Communicate wound findings during every handoff using a standardized format. Many facilities use SBAR (Situation, Background, Assessment, Recommendation) for wound status updates. Flag any wounds showing signs of infection (increased erythema, warmth, drainage, odor, or pain), deterioration (increased size or depth), or failure to progress (no measurable improvement over 2-4 weeks of appropriate treatment).

Frequently Asked Questions

How often should wounds be measured?

Measure acute wounds at every dressing change if they are changing rapidly. Measure chronic wounds weekly. Consistent measurement technique and timing is more important than frequency — always measure at the same time relative to dressing changes and use the same anatomical orientation.

Can a Stage 4 pressure injury heal to a Stage 2?

No. Pressure injuries do not reverse-stage because the tissue that fills in is granulation tissue, not the original muscle, subcutaneous fat, and dermis that were lost. A healing Stage 4 is documented as "Stage 4, healing" with descriptions of the current wound bed characteristics and measurements showing size reduction.

What does malodorous wound drainage indicate?

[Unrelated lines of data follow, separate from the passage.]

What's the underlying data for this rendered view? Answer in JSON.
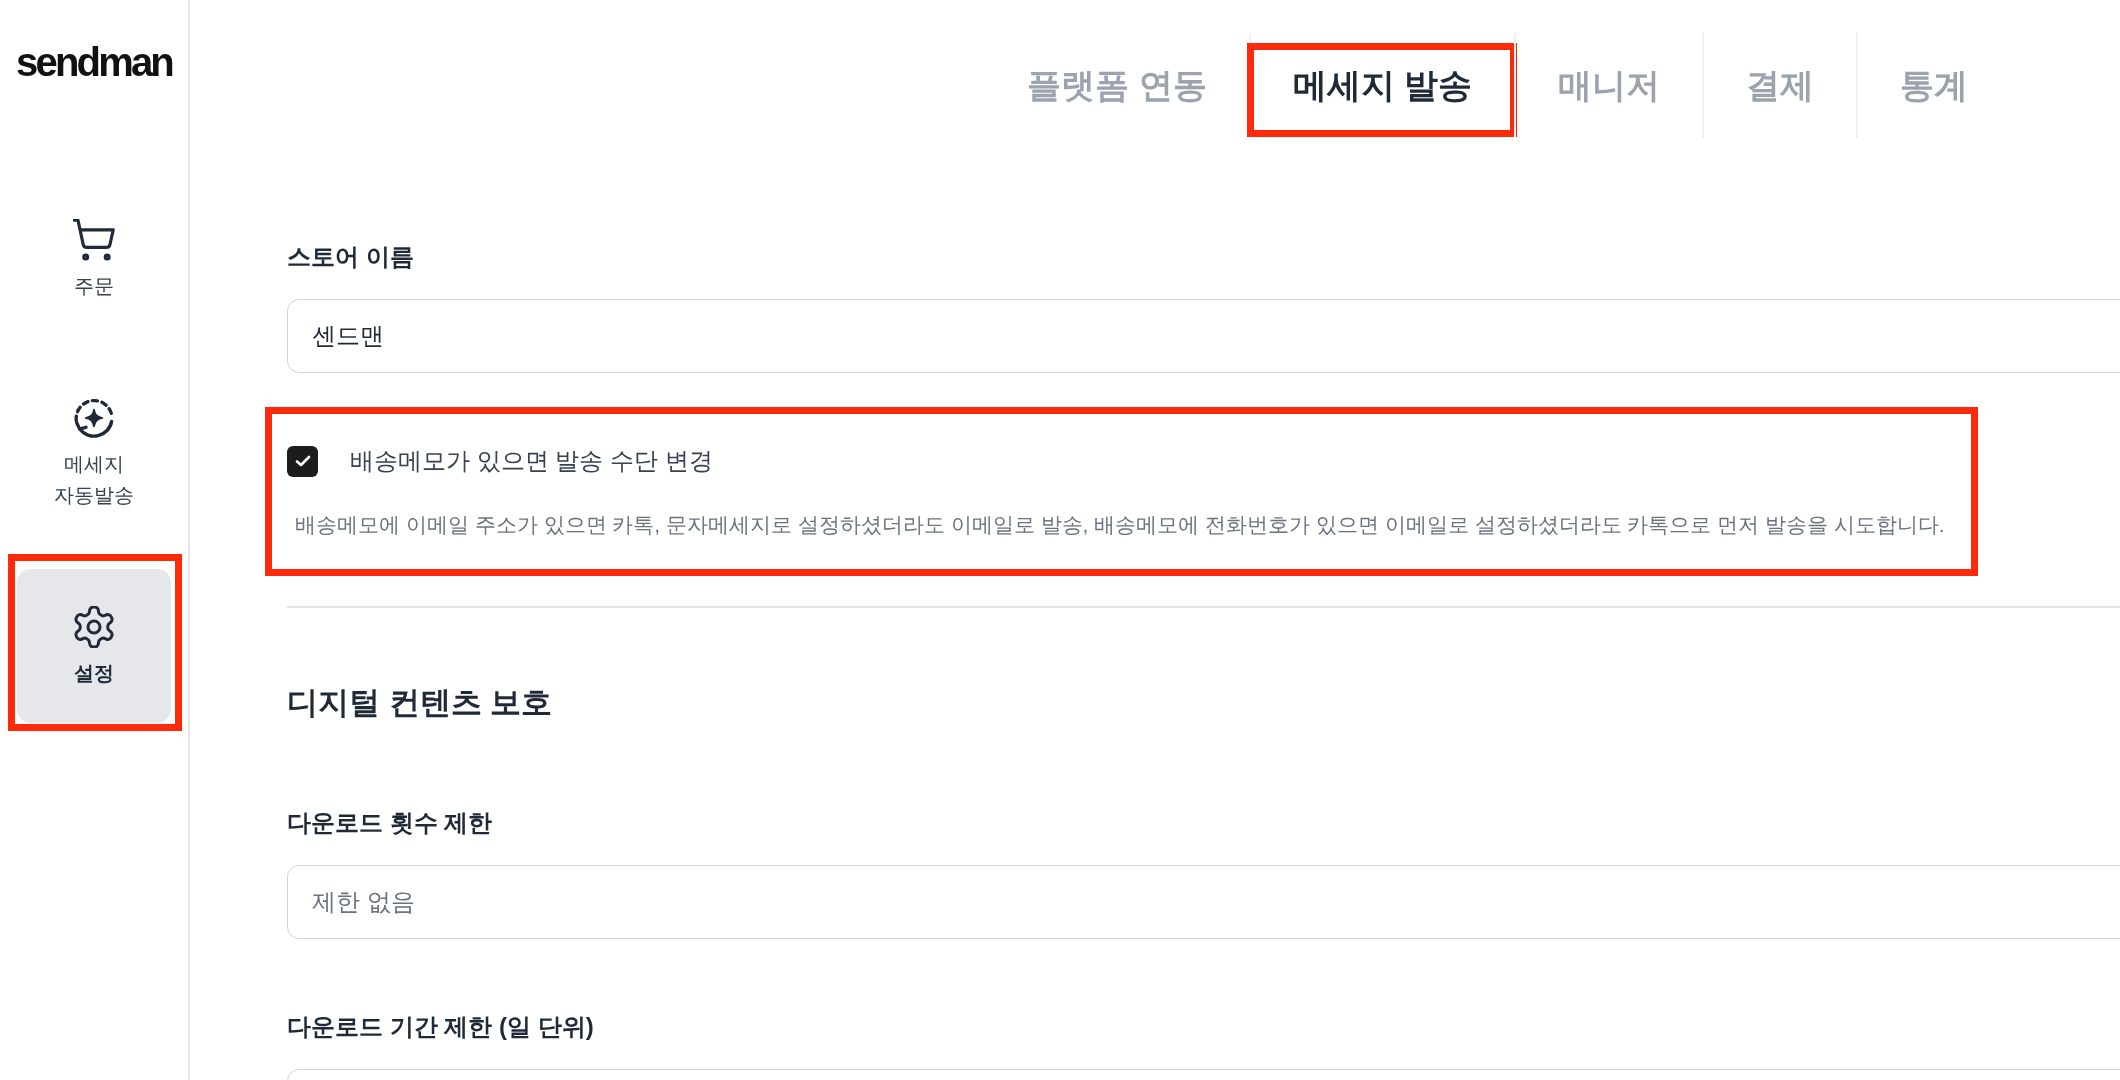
{
  "logo": {
    "text": "sendman"
  },
  "sidebar": {
    "items": [
      {
        "kind": "orders",
        "label": "주문",
        "selected": false,
        "highlighted": false
      },
      {
        "kind": "autosend",
        "label": "메세지 자동발송",
        "selected": false,
        "highlighted": false
      },
      {
        "kind": "settings",
        "label": "설정",
        "selected": true,
        "highlighted": true
      }
    ]
  },
  "tabs": [
    {
      "label": "플랫폼 연동",
      "selected": false,
      "highlighted": false
    },
    {
      "label": "메세지 발송",
      "selected": true,
      "highlighted": true
    },
    {
      "label": "매니저",
      "selected": false,
      "highlighted": false
    },
    {
      "label": "결제",
      "selected": false,
      "highlighted": false
    },
    {
      "label": "통계",
      "selected": false,
      "highlighted": false
    }
  ],
  "store_section": {
    "fields": [
      {
        "label": "스토어 이름",
        "value": "센드맨"
      }
    ],
    "options": [
      {
        "label": "배송메모가 있으면 발송 수단 변경",
        "checked": true,
        "description": "배송메모에 이메일 주소가 있으면 카톡, 문자메세지로 설정하셨더라도 이메일로 발송, 배송메모에 전화번호가 있으면 이메일로 설정하셨더라도 카톡으로 먼저 발송을 시도합니다.",
        "highlighted": true
      }
    ]
  },
  "digital_content_section": {
    "title": "디지털 컨텐츠 보호",
    "fields": [
      {
        "label": "다운로드 횟수 제한",
        "placeholder": "제한 없음"
      },
      {
        "label": "다운로드 기간 제한 (일 단위)"
      }
    ]
  }
}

Foul-smelling drainage is a strong indicator of infection, particularly anaerobic bacterial infection. Report malodorous drainage to the provider immediately along with other infection signs. It may also indicate necrotic tissue requiring debridement. A wound culture may be ordered to identify the causative organism.

Should I measure wounds before or after debridement?

Measure before debridement for consistent trending. Debridement often reveals a larger wound than what was visible, which can make it appear the wound has worsened when it has actually been cleaned of non-viable tissue. Document the measurement as "pre-debridement" and note any change in dimensions post-debridement.